That is the Nicely reflex, quantified and peer-reviewed. The more you trust the machine, the less you check it. The more you trust yourself, the more you interrogate what comes back. The skimmer trusts the machine completely — so they verify nothing, and the unchecked output flows straight into the world wearing a lab coat. The expert trusts themselves — so they keep poking, keep doubting, keep finding the cracks. [Lee et al., CHI 2025]
The same study found a quieter casualty: people using AI produced a less diverse set of outputs for the same task. Everyone converges on the same plausible middle. The researchers were blunt about the risk — a slow atrophy of the cognitive muscles you stop using.
(A smaller MIT Media Lab preprint, Your Brain on ChatGPT, even put EEG caps on 54 people and reported reduced neural connectivity in the AI-assisted group during writing. It's a small study and I'd hold it loosely — but it rhymes with everything above.) [Kosmyna et al., MIT Media Lab, 2025]
Here's the twist, and it's the most important paragraph in this piece.
The expert's doubt is not a malfunction. Calibrated doubt is the expertise — that's the literal finding of the Microsoft study, and it's the literal plot of the Nicely story. The problem isn't that experts started doubting. It's that they aimed the doubt at the wrong target: at their own judgment, when they should be aiming it at the noise.
And their value didn't drop. It relocated.

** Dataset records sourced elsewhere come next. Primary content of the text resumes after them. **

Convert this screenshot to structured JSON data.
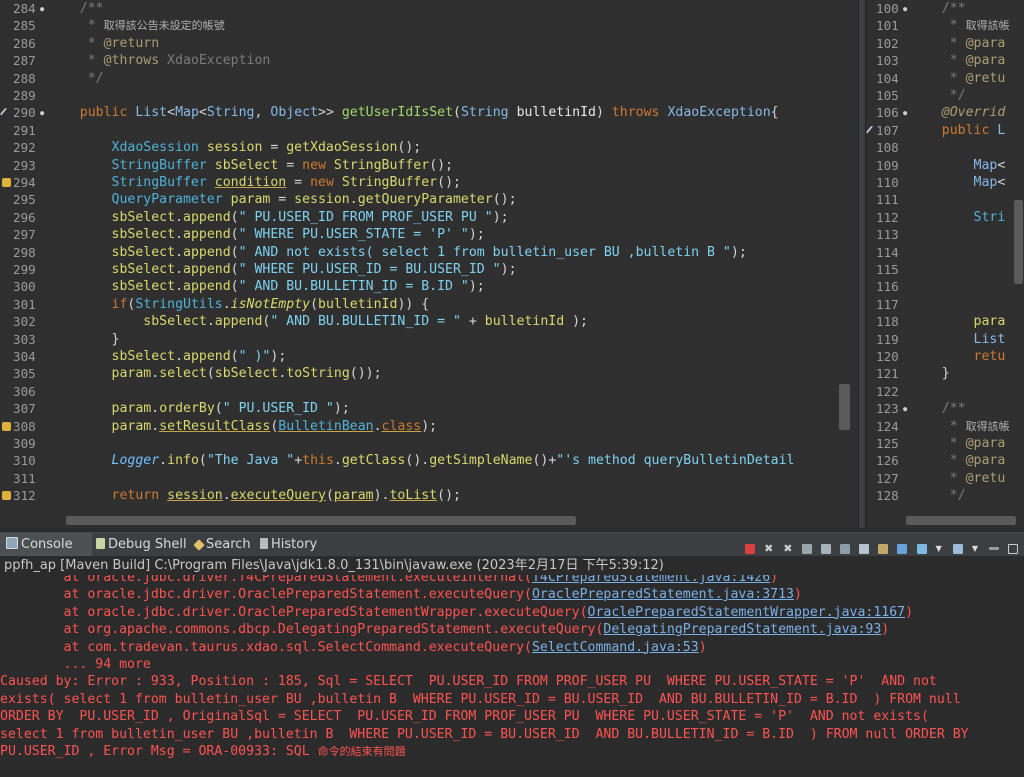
{
  "editor_left": {
    "lines": [
      {
        "n": "284",
        "fold": "minus",
        "html": "    <span class='cm'>/**</span>"
      },
      {
        "n": "285",
        "html": "     <span class='cm'>* </span><span class='cmk'>取得該公告未設定的帳號</span>"
      },
      {
        "n": "286",
        "html": "     <span class='cm'>* </span><span class='an'>@return</span>"
      },
      {
        "n": "287",
        "html": "     <span class='cm'>* </span><span class='an'>@throws</span><span class='cm'> XdaoException</span>"
      },
      {
        "n": "288",
        "html": "     <span class='cm'>*/</span>"
      },
      {
        "n": "289",
        "html": ""
      },
      {
        "n": "290",
        "fold": "minus",
        "marker": "override",
        "html": "    <span class='kw'>public</span> <span class='tyl'>List</span>&lt;<span class='tyl'>Map</span>&lt;<span class='tyl'>String</span>, <span class='tyl'>Object</span>&gt;&gt; <span class='fn'>getUserIdIsSet</span>(<span class='tyl'>String</span> <span class='var'>bulletinId</span>) <span class='kw'>throws</span> <span class='tyl'>XdaoException</span>{"
      },
      {
        "n": "291",
        "html": ""
      },
      {
        "n": "292",
        "html": "        <span class='ty'>XdaoSession</span> <span class='fnY'>session</span> = <span class='fnY'>getXdaoSession</span>();"
      },
      {
        "n": "293",
        "html": "        <span class='ty'>StringBuffer</span> <span class='fnY'>sbSelect</span> = <span class='kw'>new</span> <span class='fnY'>StringBuffer</span>();"
      },
      {
        "n": "294",
        "marker": "warning",
        "html": "        <span class='ty'>StringBuffer</span> <span class='fnY ul'>condition</span> = <span class='kw'>new</span> <span class='fnY'>StringBuffer</span>();"
      },
      {
        "n": "295",
        "html": "        <span class='ty'>QueryParameter</span> <span class='fnY'>param</span> = <span class='fnY'>session</span>.<span class='fnY'>getQueryParameter</span>();"
      },
      {
        "n": "296",
        "html": "        <span class='fnY'>sbSelect</span>.<span class='fnY'>append</span>(<span class='st'>\" PU.USER_ID FROM PROF_USER PU \"</span>);"
      },
      {
        "n": "297",
        "html": "        <span class='fnY'>sbSelect</span>.<span class='fnY'>append</span>(<span class='st'>\" WHERE PU.USER_STATE = 'P' \"</span>);"
      },
      {
        "n": "298",
        "html": "        <span class='fnY'>sbSelect</span>.<span class='fnY'>append</span>(<span class='st'>\" AND not exists( select 1 from bulletin_user BU ,bulletin B \"</span>);"
      },
      {
        "n": "299",
        "html": "        <span class='fnY'>sbSelect</span>.<span class='fnY'>append</span>(<span class='st'>\" WHERE PU.USER_ID = BU.USER_ID \"</span>);"
      },
      {
        "n": "300",
        "html": "        <span class='fnY'>sbSelect</span>.<span class='fnY'>append</span>(<span class='st'>\" AND BU.BULLETIN_ID = B.ID \"</span>);"
      },
      {
        "n": "301",
        "html": "        <span class='kw'>if</span>(<span class='ty'>StringUtils</span>.<span class='fnY it'>isNotEmpty</span>(<span class='fnY'>bulletinId</span>)) {"
      },
      {
        "n": "302",
        "html": "            <span class='fnY'>sbSelect</span>.<span class='fnY'>append</span>(<span class='st'>\" AND BU.BULLETIN_ID = \"</span> + <span class='fnY'>bulletinId</span> );"
      },
      {
        "n": "303",
        "html": "        }"
      },
      {
        "n": "304",
        "html": "        <span class='fnY'>sbSelect</span>.<span class='fnY'>append</span>(<span class='st'>\" )\"</span>);"
      },
      {
        "n": "305",
        "html": "        <span class='fnY'>param</span>.<span class='fnY'>select</span>(<span class='fnY'>sbSelect</span>.<span class='fnY'>toString</span>());"
      },
      {
        "n": "306",
        "html": ""
      },
      {
        "n": "307",
        "html": "        <span class='fnY'>param</span>.<span class='fnY'>orderBy</span>(<span class='st'>\" PU.USER_ID \"</span>);"
      },
      {
        "n": "308",
        "marker": "warning",
        "html": "        <span class='fnY'>param</span>.<span class='fnY ul'>setResultClass</span>(<span class='ty ul'>BulletinBean</span>.<span class='kw ul'>class</span>);"
      },
      {
        "n": "309",
        "html": ""
      },
      {
        "n": "310",
        "html": "        <span class='fld it'>Logger</span>.<span class='fnY'>info</span>(<span class='st'>\"The Java \"</span>+<span class='kw'>this</span>.<span class='fnY'>getClass</span>().<span class='fnY'>getSimpleName</span>()+<span class='st'>\"'s method queryBulletinDetail</span>"
      },
      {
        "n": "311",
        "html": ""
      },
      {
        "n": "312",
        "marker": "warning",
        "html": "        <span class='kw'>return</span> <span class='fnY ul'>session</span>.<span class='fnY ul'>executeQuery</span>(<span class='fnY ul'>param</span>).<span class='fnY ul'>toList</span>();"
      }
    ]
  },
  "editor_right": {
    "lines": [
      {
        "n": "100",
        "fold": "minus",
        "html": "    <span class='cm'>/**</span>"
      },
      {
        "n": "101",
        "html": "     <span class='cm'>* </span><span class='cmk'>取得該帳</span>"
      },
      {
        "n": "102",
        "html": "     <span class='cm'>* </span><span class='an'>@para</span>"
      },
      {
        "n": "103",
        "html": "     <span class='cm'>* </span><span class='an'>@para</span>"
      },
      {
        "n": "104",
        "html": "     <span class='cm'>* </span><span class='an'>@retu</span>"
      },
      {
        "n": "105",
        "html": "     <span class='cm'>*/</span>"
      },
      {
        "n": "106",
        "fold": "minus",
        "html": "    <span class='an it'>@Overrid</span>"
      },
      {
        "n": "107",
        "marker": "override",
        "html": "    <span class='kw'>public</span> <span class='tyl'>L</span>"
      },
      {
        "n": "108",
        "html": ""
      },
      {
        "n": "109",
        "html": "        <span class='tyl'>Map</span>&lt;"
      },
      {
        "n": "110",
        "html": "        <span class='tyl'>Map</span>&lt;"
      },
      {
        "n": "111",
        "html": ""
      },
      {
        "n": "112",
        "html": "        <span class='ty'>Stri</span>"
      },
      {
        "n": "113",
        "html": ""
      },
      {
        "n": "114",
        "html": ""
      },
      {
        "n": "115",
        "html": ""
      },
      {
        "n": "116",
        "html": ""
      },
      {
        "n": "117",
        "html": ""
      },
      {
        "n": "118",
        "html": "        <span class='fnY'>para</span>"
      },
      {
        "n": "119",
        "html": "        <span class='tyl'>List</span>"
      },
      {
        "n": "120",
        "html": "        <span class='kw'>retu</span>"
      },
      {
        "n": "121",
        "html": "    }"
      },
      {
        "n": "122",
        "html": ""
      },
      {
        "n": "123",
        "fold": "minus",
        "html": "    <span class='cm'>/**</span>"
      },
      {
        "n": "124",
        "html": "     <span class='cm'>* </span><span class='cmk'>取得該帳</span>"
      },
      {
        "n": "125",
        "html": "     <span class='cm'>* </span><span class='an'>@para</span>"
      },
      {
        "n": "126",
        "html": "     <span class='cm'>* </span><span class='an'>@para</span>"
      },
      {
        "n": "127",
        "html": "     <span class='cm'>* </span><span class='an'>@retu</span>"
      },
      {
        "n": "128",
        "html": "     <span class='cm'>*/</span>"
      }
    ]
  },
  "console": {
    "tabs": [
      {
        "label": "Console",
        "icon": "console-icon",
        "color": "#9ab"
      },
      {
        "label": "Debug Shell",
        "icon": "debug-shell-icon",
        "color": "#cda"
      },
      {
        "label": "Search",
        "icon": "search-icon",
        "color": "#dc8"
      },
      {
        "label": "History",
        "icon": "history-icon",
        "color": "#bbb"
      }
    ],
    "info": "ppfh_ap [Maven Build] C:\\Program Files\\Java\\jdk1.8.0_131\\bin\\javaw.exe  (2023年2月17日 下午5:39:12)",
    "lines": [
      {
        "html": "        at oracle.jdbc.driver.T4CPreparedStatement.executeInternal(<a>T4CPreparedStatement.java:1426</a>)"
      },
      {
        "html": "        at oracle.jdbc.driver.OraclePreparedStatement.executeQuery(<a>OraclePreparedStatement.java:3713</a>)"
      },
      {
        "html": "        at oracle.jdbc.driver.OraclePreparedStatementWrapper.executeQuery(<a>OraclePreparedStatementWrapper.java:1167</a>)"
      },
      {
        "html": "        at org.apache.commons.dbcp.DelegatingPreparedStatement.executeQuery(<a>DelegatingPreparedStatement.java:93</a>)"
      },
      {
        "html": "        at com.tradevan.taurus.xdao.sql.SelectCommand.executeQuery(<a>SelectCommand.java:53</a>)"
      },
      {
        "html": "        ... 94 more"
      },
      {
        "html": "Caused by: Error : 933, Position : 185, Sql = SELECT  PU.USER_ID FROM PROF_USER PU  WHERE PU.USER_STATE = 'P'  AND not"
      },
      {
        "html": "exists( select 1 from bulletin_user BU ,bulletin B  WHERE PU.USER_ID = BU.USER_ID  AND BU.BULLETIN_ID = B.ID  ) FROM null"
      },
      {
        "html": "ORDER BY  PU.USER_ID , OriginalSql = SELECT  PU.USER_ID FROM PROF_USER PU  WHERE PU.USER_STATE = 'P'  AND not exists("
      },
      {
        "html": "select 1 from bulletin_user BU ,bulletin B  WHERE PU.USER_ID = BU.USER_ID  AND BU.BULLETIN_ID = B.ID  ) FROM null ORDER BY"
      },
      {
        "html": "PU.USER_ID , Error Msg = ORA-00933: SQL <span style='font-size:11px'>命令的結束有問題</span>"
      }
    ]
  }
}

When generation becomes free, the scarce skill stops being production and becomes evaluation — knowing what's wrong with the plausible-looking output, knowing the failure modes, knowing which five cells are missing from the lookup table. That is precisely the expert's edge, and it just became more scarce relative to all that cheap generation, not less. The moat got deeper. It only stopped being legible to the crowd, because the crowd was reading fluency, and fluency is dead.

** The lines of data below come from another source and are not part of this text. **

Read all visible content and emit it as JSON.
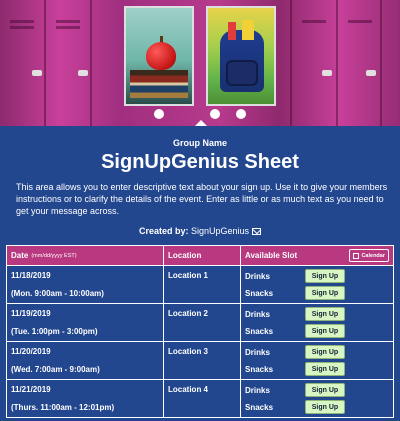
{
  "header": {
    "photos": [
      "apple-on-books-photo",
      "backpack-photo"
    ]
  },
  "group_name": "Group Name",
  "title": "SignUpGenius Sheet",
  "description": "This area allows you to enter descriptive text about your sign up. Use it to give your members instructions or to clarify the details of the event. Enter as little or as much text as you need to get your message across.",
  "created_by": {
    "label": "Created by:",
    "name": "SignUpGenius",
    "icon": "envelope-icon"
  },
  "table": {
    "headers": {
      "date": "Date",
      "date_format": "(mm/dd/yyyy EST)",
      "location": "Location",
      "slot": "Available Slot",
      "calendar": "Calendar"
    },
    "rows": [
      {
        "date": "11/18/2019",
        "time": "(Mon. 9:00am - 10:00am)",
        "location": "Location 1",
        "slots": [
          "Drinks",
          "Snacks"
        ],
        "button": "Sign Up"
      },
      {
        "date": "11/19/2019",
        "time": "(Tue. 1:00pm - 3:00pm)",
        "location": "Location 2",
        "slots": [
          "Drinks",
          "Snacks"
        ],
        "button": "Sign Up"
      },
      {
        "date": "11/20/2019",
        "time": "(Wed. 7:00am - 9:00am)",
        "location": "Location 3",
        "slots": [
          "Drinks",
          "Snacks"
        ],
        "button": "Sign Up"
      },
      {
        "date": "11/21/2019",
        "time": "(Thurs. 11:00am - 12:01pm)",
        "location": "Location 4",
        "slots": [
          "Drinks",
          "Snacks"
        ],
        "button": "Sign Up"
      }
    ]
  },
  "colors": {
    "background": "#23478f",
    "header_pink": "#b8397f",
    "signup_button": "#d8f5c4"
  }
}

So the expert quietly losing confidence has it exactly backwards. The market for "people who can produce a convincing artifact" just got flooded to worthlessness. The market for "people who can look at a convincing artifact and tell you why it's quietly catastrophic" just got tighter. If you're in the second group and you feel less valuable, you've misread your own balance sheet.
Overconfident people existing is not a crisis. It's Tuesday. Humans have always overrated themselves — Dunning and Kruger built a career on bottom-quartile performers cheerfully placing themselves near the 60th percentile, and that was before anyone had a confidence-amplification engine in their pocket.
The danger isn't the confidence. It's where the confidence holds decision authority.
Noise is harmless right up until it converts into a budget line, a roadmap, or an architecture choice. Remember that "once every 27,000 years" was not some intern's offhand guess — it was the official, confident, load-bearing position of the most sophisticated chip company alive, and it nearly settled the matter. An overconfident skimmer with a Slack channel is mildly annoying. An overconfident skimmer with a mandate ships the system that silently breaks at scale — the design with no margin analysis, the "we don't need a human in the loop here" that absolutely needed one, the architecture nobody senior ever pressure-tested because the deck looked finished.
So the question worth your weekend isn't "why are the loud people so sure of themselves." That's noise, and noise is forever. It's:
Where in my organization has confident-sounding output quietly become load-bearing — without anyone qualified ever checking it?
Go find that wall. Tap it. See if it's brick, or drywall painted to look like brick.
That's the job now. Not generating the wall — anyone can generate the wall. The job is being the person who can still tell the difference, and who trusts themselves enough to say so while everyone else is busy being impressed.
Nicely spent four months assuming he was the problem, and then trusted himself anyway. Tape that above your bench. The signal died — long live the people who never needed it.
Sources. METR, "Measuring the Impact of Early-2025 AI on Experienced Open-Source Developer Productivity" (2025); Brynjolfsson, Li & Raymond, "Generative AI at Work," Quarterly Journal of Economics (2025); Lee et al., "The Impact of Generative AI on Critical Thinking," Microsoft Research & Carnegie Mellon, CHI 2025; Kosmyna et al., "Your Brain on ChatGPT," MIT Media Lab preprint (2025); Kruger & Dunning, "Unskilled and Unaware of It," Journal of Personality and Social Psychology (1999). The FDIV account draws on Intel's 1994 annual report and recall disclosures, Thomas Nicely's own published timeline, contemporaneous press, and Ken Shirriff's 2024 die-level analysis of the missing lookup-table entries.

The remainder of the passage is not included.